Saturday, May 19, 2007

A Spurs appreciation

I'm really, really hooked on the San Antonio Spurs. They are one of the best basketball teams ever and it is thrilling to watch them play. So it really amazes me that they seem to be constantly dissed by the rest of the nation as either boring or now, in a bizarre flip-flop, as a team of thugs and cheaters.
I guess when you have a reputation as "good guys" for as long as the Spurs have had, it doesn't take much for people to latch onto to turn that around quickly. It reminds me of the political hype from presidential campaigns where sweeping judgments and stereotypes of candidates are based on flimsy and sometimes false evidence. But all it takes is for the charge to get repeated enough times and it sticks.
The Spurs remind me a lot of the 1998-2000 New York Yankees team I loved so much. They don't rely on a superstar to pull them through every game. Instead, they just play great as a team.
What is so great about the Spurs team is that they have so much depth off of their bench. The team is naturally built around their superstar Tim Duncan. But they also have two other superstars in Tony Parker and Manu Ginobili who can carry the team if Duncan is having an off night.
In addition, they have perhaps the best defensive player in the league in Bruce Bowen and then to top it off they have a whole bench full of key role players like Elston Howard and Fabarico Oberto to provide picks and blocks.
But their secret weapon is the fact that they have no fewer than five guys who are absolutely deadly from the 3-point range: Michael Finley, Bruce Bowen, Robert Horry, Brent Barry and, of course, Manu Ginobili. When they start hitting their three-point shots, it doesn't take long for a close game to turn into a 12-15 point blowout.

The Spurs just finished off the Phoenix Suns, who were probably the best team they will face in the playoffs. That means unless they fall apart and/or someone gets very lucky, they have a clear shot from here on out for their fourth NBA title.

Thursday, May 17, 2007

Iraq vs. Texas

The Wall Street Journal had an interesting story the other day about a dispute between the Iraqi government and a Texas company hired to build an electric utility plant south of Baghdad. The plant is currently shuttered and unused with gleaming new equipment just collecting dust.
The Texas company, Southeast Texas Industrial Services Inc., ran into lots of problems trying to fulfill the $283 million contract beginning with security issues. The construction site was the target of multiple insurgent attacks and the Iraqi government failed to provide effective security. In addition, the Iraqi government was constantly behind in making payments for the project almost from the beginning. Finally, when the Texas company was forced to spend millions providing their own private security in order to get the work done they were accused of cheating when they tried to pass those costs on to the Iraqi government.
But what I found most interesting about the story was the role of the Bush administration via their representatives at the U.S. embassy in Baghdad. Who do you suppose they sided with in this dispute? The Iraqi government, of course. They accused the Texas company of being “unreliable” and “incompetent.” How’s that for an ironic twist. Of course, they can’t side against their puppet regime in Baghdad and any extra money that must be ponied up is ultimately going to come out of U.S. coffers in the end. So it is really no surprise that they would give the American company the back side of their hand in this dispute.

Assault on Reason

The man who should be president has written a new book!

Wednesday, May 16, 2007

JFK assumptions were wrong

This is really cool!
A new study by a former FBI ballistics expert is casting fresh doubts on the Warren Commission's conclusion that John F. Kennedy was killed by a lone assassin.

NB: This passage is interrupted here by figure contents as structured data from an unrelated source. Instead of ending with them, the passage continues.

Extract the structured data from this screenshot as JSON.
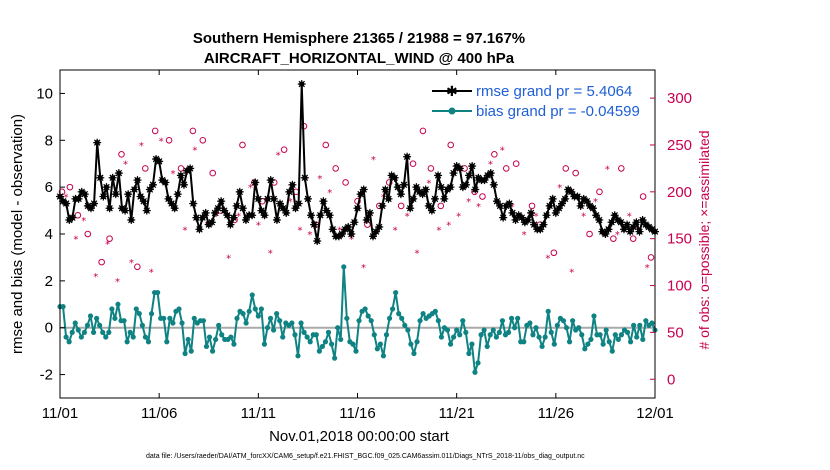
{
  "chart_data": {
    "type": "line",
    "title_line1": "Southern Hemisphere 21365 / 21988 = 97.167%",
    "title_line2": "AIRCRAFT_HORIZONTAL_WIND @ 400 hPa",
    "xlabel": "Nov.01,2018 00:00:00 start",
    "ylabel": "rmse and bias (model - observation)",
    "y2label": "# of obs: o=possible; ×=assimilated",
    "footer": "data file: /Users/raeder/DAI/ATM_forcXX/CAM6_setup/f.e21.FHIST_BGC.f09_025.CAM6assim.011/Diags_NTrS_2018-11/obs_diag_output.nc",
    "x_ticks": [
      "11/01",
      "11/06",
      "11/11",
      "11/16",
      "11/21",
      "11/26",
      "12/01"
    ],
    "x_range_days": [
      0,
      30
    ],
    "ylim": [
      -3,
      11
    ],
    "y_ticks": [
      "-2",
      "0",
      "2",
      "4",
      "6",
      "8",
      "10"
    ],
    "y2lim": [
      -20,
      330
    ],
    "y2_ticks": [
      "0",
      "50",
      "100",
      "150",
      "200",
      "250",
      "300"
    ],
    "colors": {
      "rmse": "#000000",
      "bias": "#0f8383",
      "obs": "#c8004f",
      "zero_line": "#aaaaaa",
      "legend_text": "#1f5fd6"
    },
    "series": [
      {
        "name": "rmse grand pr = 5.4064",
        "values": [
          5.6,
          5.4,
          5.3,
          4.6,
          4.7,
          5.5,
          5.5,
          5.8,
          5.7,
          5.2,
          5.1,
          5.3,
          7.9,
          6.4,
          5.6,
          6.0,
          5.1,
          6.4,
          5.7,
          6.6,
          5.1,
          5.0,
          5.7,
          4.6,
          5.9,
          6.3,
          5.6,
          5.4,
          5.0,
          5.9,
          6.1,
          7.2,
          7.1,
          6.3,
          6.2,
          5.5,
          5.3,
          5.1,
          5.7,
          6.5,
          6.1,
          6.7,
          6.8,
          5.3,
          4.7,
          4.2,
          4.7,
          4.9,
          4.4,
          4.5,
          4.9,
          5.1,
          5.4,
          5.0,
          4.8,
          4.4,
          4.7,
          5.2,
          5.8,
          5.1,
          4.6,
          4.8,
          4.8,
          6.2,
          5.5,
          5.0,
          4.8,
          5.5,
          6.3,
          5.5,
          4.6,
          5.3,
          5.1,
          4.9,
          5.8,
          6.1,
          5.1,
          5.3,
          10.4,
          6.4,
          5.5,
          4.8,
          4.4,
          3.7,
          4.8,
          5.4,
          5.0,
          4.8,
          4.2,
          3.9,
          3.9,
          4.0,
          4.2,
          4.3,
          4.0,
          4.5,
          5.1,
          5.7,
          5.9,
          4.6,
          4.9,
          3.9,
          4.1,
          4.3,
          5.2,
          5.9,
          5.5,
          6.5,
          6.4,
          6.0,
          5.7,
          6.1,
          7.3,
          5.1,
          5.5,
          6.0,
          5.8,
          5.7,
          5.9,
          5.2,
          5.0,
          5.5,
          6.5,
          6.0,
          5.5,
          5.9,
          6.0,
          6.6,
          6.9,
          6.8,
          6.0,
          6.1,
          6.5,
          6.9,
          5.9,
          6.4,
          6.3,
          6.3,
          6.5,
          6.6,
          6.1,
          5.4,
          5.2,
          4.7,
          5.2,
          5.3,
          4.9,
          4.6,
          4.8,
          4.7,
          4.5,
          4.6,
          4.9,
          4.4,
          4.2,
          4.2,
          4.4,
          4.8,
          5.2,
          5.5,
          4.9,
          5.1,
          5.3,
          5.5,
          5.9,
          5.8,
          5.6,
          5.6,
          5.2,
          5.5,
          5.4,
          5.2,
          5.1,
          4.8,
          4.6,
          4.1,
          4.0,
          4.2,
          4.5,
          4.8,
          4.6,
          4.5,
          4.2,
          4.4,
          4.1,
          4.3,
          4.5,
          4.1,
          4.6,
          4.4,
          4.3,
          4.2,
          4.1
        ]
      },
      {
        "name": "bias grand pr = -0.04599",
        "values": [
          0.9,
          0.9,
          -0.4,
          -0.6,
          -0.2,
          0.2,
          -0.1,
          -0.4,
          -0.2,
          0.1,
          0.5,
          -0.2,
          0.4,
          0.1,
          -0.2,
          -0.4,
          -0.2,
          0.8,
          0.4,
          1.0,
          0.3,
          0.3,
          -0.6,
          -0.2,
          -0.4,
          0.8,
          0.6,
          0.1,
          -0.4,
          -0.6,
          0.6,
          1.5,
          1.5,
          0.4,
          0.4,
          -0.6,
          0.4,
          0.2,
          0.7,
          0.8,
          0.2,
          -1.1,
          -0.5,
          -1.0,
          0.4,
          0.2,
          0.3,
          0.3,
          -0.8,
          -0.4,
          -1.0,
          -0.5,
          0.1,
          -0.3,
          -0.5,
          -0.5,
          -0.4,
          -0.7,
          0.4,
          0.7,
          0.6,
          0.2,
          0.7,
          1.4,
          0.8,
          0.5,
          0.8,
          -0.7,
          0.0,
          0.4,
          -0.1,
          0.6,
          0.3,
          -0.4,
          0.2,
          0.1,
          0.2,
          -0.3,
          -1.2,
          0.2,
          -0.2,
          -0.4,
          -0.6,
          -0.3,
          -0.3,
          -1.0,
          -0.8,
          -0.6,
          -0.2,
          -0.7,
          -1.3,
          0.0,
          -0.5,
          2.6,
          0.4,
          -0.6,
          -0.7,
          -1.0,
          0.3,
          0.7,
          0.8,
          0.5,
          0.3,
          -0.3,
          -0.9,
          -0.7,
          -1.2,
          -0.3,
          0.4,
          0.8,
          1.5,
          0.6,
          0.4,
          0.1,
          -0.1,
          -0.7,
          -1.1,
          -0.6,
          0.3,
          0.6,
          0.4,
          0.5,
          0.6,
          0.7,
          0.3,
          -0.4,
          0.0,
          -0.1,
          -0.7,
          -0.4,
          -0.1,
          -0.3,
          0.3,
          -0.2,
          -1.1,
          -0.7,
          -1.9,
          -1.5,
          -0.3,
          -0.1,
          -0.8,
          -0.3,
          -0.1,
          -0.4,
          -0.2,
          0.3,
          -0.3,
          -0.2,
          0.4,
          0.0,
          0.4,
          -0.6,
          -0.6,
          0.1,
          0.2,
          -0.3,
          0.0,
          -0.4,
          -0.8,
          -0.4,
          0.7,
          -0.2,
          -0.7,
          0.1,
          0.4,
          0.3,
          0.0,
          -0.6,
          0.3,
          -0.1,
          0.0,
          -0.3,
          -0.9,
          -0.7,
          -0.5,
          0.5,
          -0.3,
          -0.3,
          -0.7,
          -0.1,
          -0.6,
          -1.0,
          -0.3,
          -0.5,
          -0.3,
          -0.1,
          -0.2,
          -0.6,
          0.1,
          -0.4,
          0.1,
          -0.5,
          0.3,
          0.1,
          0.2,
          -0.1
        ]
      }
    ],
    "obs_possible": [
      {
        "d": 0.1,
        "n": 200
      },
      {
        "d": 0.5,
        "n": 205
      },
      {
        "d": 0.9,
        "n": 175
      },
      {
        "d": 1.4,
        "n": 155
      },
      {
        "d": 2.1,
        "n": 125
      },
      {
        "d": 2.5,
        "n": 150
      },
      {
        "d": 3.1,
        "n": 240
      },
      {
        "d": 3.9,
        "n": 120
      },
      {
        "d": 4.3,
        "n": 225
      },
      {
        "d": 4.8,
        "n": 265
      },
      {
        "d": 5.5,
        "n": 255
      },
      {
        "d": 6.1,
        "n": 225
      },
      {
        "d": 6.7,
        "n": 265
      },
      {
        "d": 7.2,
        "n": 255
      },
      {
        "d": 7.7,
        "n": 220
      },
      {
        "d": 8.1,
        "n": 180
      },
      {
        "d": 8.8,
        "n": 170
      },
      {
        "d": 9.2,
        "n": 250
      },
      {
        "d": 9.8,
        "n": 210
      },
      {
        "d": 10.2,
        "n": 190
      },
      {
        "d": 10.8,
        "n": 210
      },
      {
        "d": 11.3,
        "n": 245
      },
      {
        "d": 11.9,
        "n": 200
      },
      {
        "d": 12.3,
        "n": 270
      },
      {
        "d": 12.9,
        "n": 165
      },
      {
        "d": 13.4,
        "n": 250
      },
      {
        "d": 13.9,
        "n": 225
      },
      {
        "d": 14.4,
        "n": 210
      },
      {
        "d": 15.0,
        "n": 190
      },
      {
        "d": 15.5,
        "n": 165
      },
      {
        "d": 16.1,
        "n": 185
      },
      {
        "d": 16.6,
        "n": 210
      },
      {
        "d": 17.2,
        "n": 185
      },
      {
        "d": 17.8,
        "n": 230
      },
      {
        "d": 18.3,
        "n": 265
      },
      {
        "d": 18.7,
        "n": 225
      },
      {
        "d": 19.2,
        "n": 185
      },
      {
        "d": 19.7,
        "n": 250
      },
      {
        "d": 20.4,
        "n": 225
      },
      {
        "d": 20.9,
        "n": 200
      },
      {
        "d": 21.3,
        "n": 195
      },
      {
        "d": 21.9,
        "n": 240
      },
      {
        "d": 22.5,
        "n": 225
      },
      {
        "d": 23.0,
        "n": 230
      },
      {
        "d": 23.8,
        "n": 185
      },
      {
        "d": 24.2,
        "n": 165
      },
      {
        "d": 24.9,
        "n": 135
      },
      {
        "d": 25.5,
        "n": 225
      },
      {
        "d": 26.0,
        "n": 220
      },
      {
        "d": 26.7,
        "n": 155
      },
      {
        "d": 27.2,
        "n": 200
      },
      {
        "d": 27.9,
        "n": 150
      },
      {
        "d": 28.3,
        "n": 225
      },
      {
        "d": 28.9,
        "n": 150
      },
      {
        "d": 29.4,
        "n": 195
      },
      {
        "d": 29.8,
        "n": 130
      }
    ],
    "obs_assimilated": [
      {
        "d": 0.3,
        "n": 195
      },
      {
        "d": 0.8,
        "n": 150
      },
      {
        "d": 1.2,
        "n": 170
      },
      {
        "d": 1.8,
        "n": 110
      },
      {
        "d": 2.4,
        "n": 145
      },
      {
        "d": 2.9,
        "n": 105
      },
      {
        "d": 3.3,
        "n": 230
      },
      {
        "d": 3.6,
        "n": 125
      },
      {
        "d": 4.1,
        "n": 250
      },
      {
        "d": 4.6,
        "n": 115
      },
      {
        "d": 5.1,
        "n": 255
      },
      {
        "d": 5.7,
        "n": 220
      },
      {
        "d": 6.3,
        "n": 160
      },
      {
        "d": 6.8,
        "n": 245
      },
      {
        "d": 7.4,
        "n": 165
      },
      {
        "d": 7.9,
        "n": 175
      },
      {
        "d": 8.5,
        "n": 130
      },
      {
        "d": 9.0,
        "n": 175
      },
      {
        "d": 9.6,
        "n": 205
      },
      {
        "d": 10.0,
        "n": 165
      },
      {
        "d": 10.6,
        "n": 135
      },
      {
        "d": 11.0,
        "n": 240
      },
      {
        "d": 11.6,
        "n": 190
      },
      {
        "d": 12.1,
        "n": 160
      },
      {
        "d": 12.6,
        "n": 155
      },
      {
        "d": 13.1,
        "n": 215
      },
      {
        "d": 13.6,
        "n": 200
      },
      {
        "d": 14.1,
        "n": 160
      },
      {
        "d": 14.7,
        "n": 150
      },
      {
        "d": 15.3,
        "n": 120
      },
      {
        "d": 15.8,
        "n": 235
      },
      {
        "d": 16.3,
        "n": 195
      },
      {
        "d": 16.9,
        "n": 160
      },
      {
        "d": 17.5,
        "n": 175
      },
      {
        "d": 18.0,
        "n": 135
      },
      {
        "d": 18.6,
        "n": 210
      },
      {
        "d": 19.1,
        "n": 160
      },
      {
        "d": 19.6,
        "n": 165
      },
      {
        "d": 20.1,
        "n": 175
      },
      {
        "d": 20.6,
        "n": 190
      },
      {
        "d": 21.1,
        "n": 185
      },
      {
        "d": 21.7,
        "n": 230
      },
      {
        "d": 22.3,
        "n": 245
      },
      {
        "d": 22.8,
        "n": 185
      },
      {
        "d": 23.4,
        "n": 155
      },
      {
        "d": 24.0,
        "n": 175
      },
      {
        "d": 24.6,
        "n": 130
      },
      {
        "d": 25.2,
        "n": 205
      },
      {
        "d": 25.8,
        "n": 115
      },
      {
        "d": 26.4,
        "n": 175
      },
      {
        "d": 27.0,
        "n": 190
      },
      {
        "d": 27.6,
        "n": 225
      },
      {
        "d": 28.1,
        "n": 155
      },
      {
        "d": 28.7,
        "n": 175
      },
      {
        "d": 29.1,
        "n": 160
      },
      {
        "d": 29.6,
        "n": 120
      }
    ]
  }
}
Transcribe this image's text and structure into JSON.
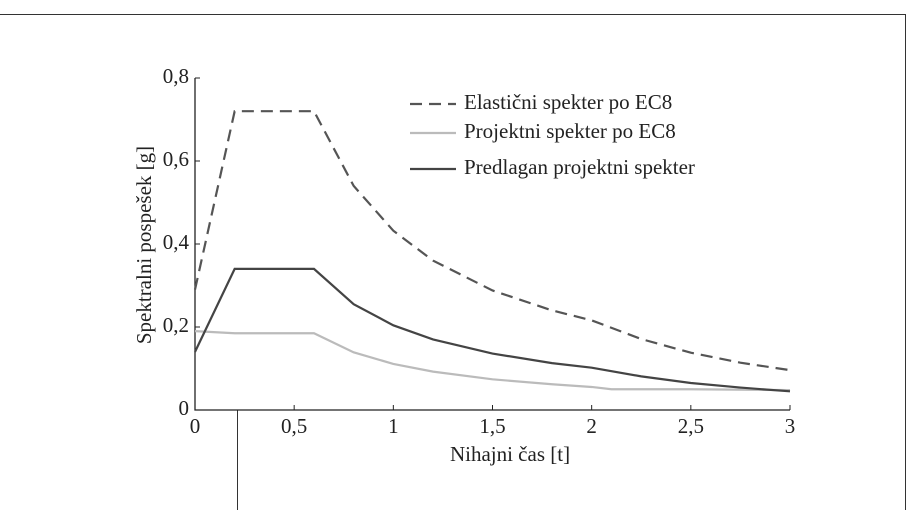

The "evidence used to rule out a second assassin is fundamentally flawed," concludes a new article in the Annals of Applied Statistics written by former FBI lab metallurgist William A. Tobin and Texas A&M University researchers Cliff Spiegelman and William D. James...

They found that the scientific and statistical assumptions Guinn used -- and the government accepted at the time -- to conclude that the fragments came from just two bullets fired from Oswald's gun were wrong.

"This finding means that the bullet fragments from the assassination that match could have come from three or more separate bullets," the researchers said. "If the assassination fragments are derived from three or more separate bullets, then a second assassin is likely," the researchers said. If the five fragments came from three or more bullets, that would mean a second gunman's bullet would have had to strike the president, the researchers explained.

Eventually, the house of cards that the Warren Commission based its conclusions on will collapse and the officials who have been propping it up all this time will be forced to admit that there was more than one gunman (i.e. a conspiracy).

This can’t be good

An area the size of California in Antarctica melted in 2005.

Vast areas of snow in Antarctica melted in 2005 when temperatures warmed up for a week in the summer in a process that may accelerate invisible melting deep beneath the surface, NASA said on Tuesday.
A new analysis of satellite data showed that an area the size of California melted and then re-froze -- the most significant thawing in 30 years, the U.S. space agency said.

I’m sure this is just more global warming alarmism. Nothing to see here. Not to worry. Go back to what you were doing. Never mind.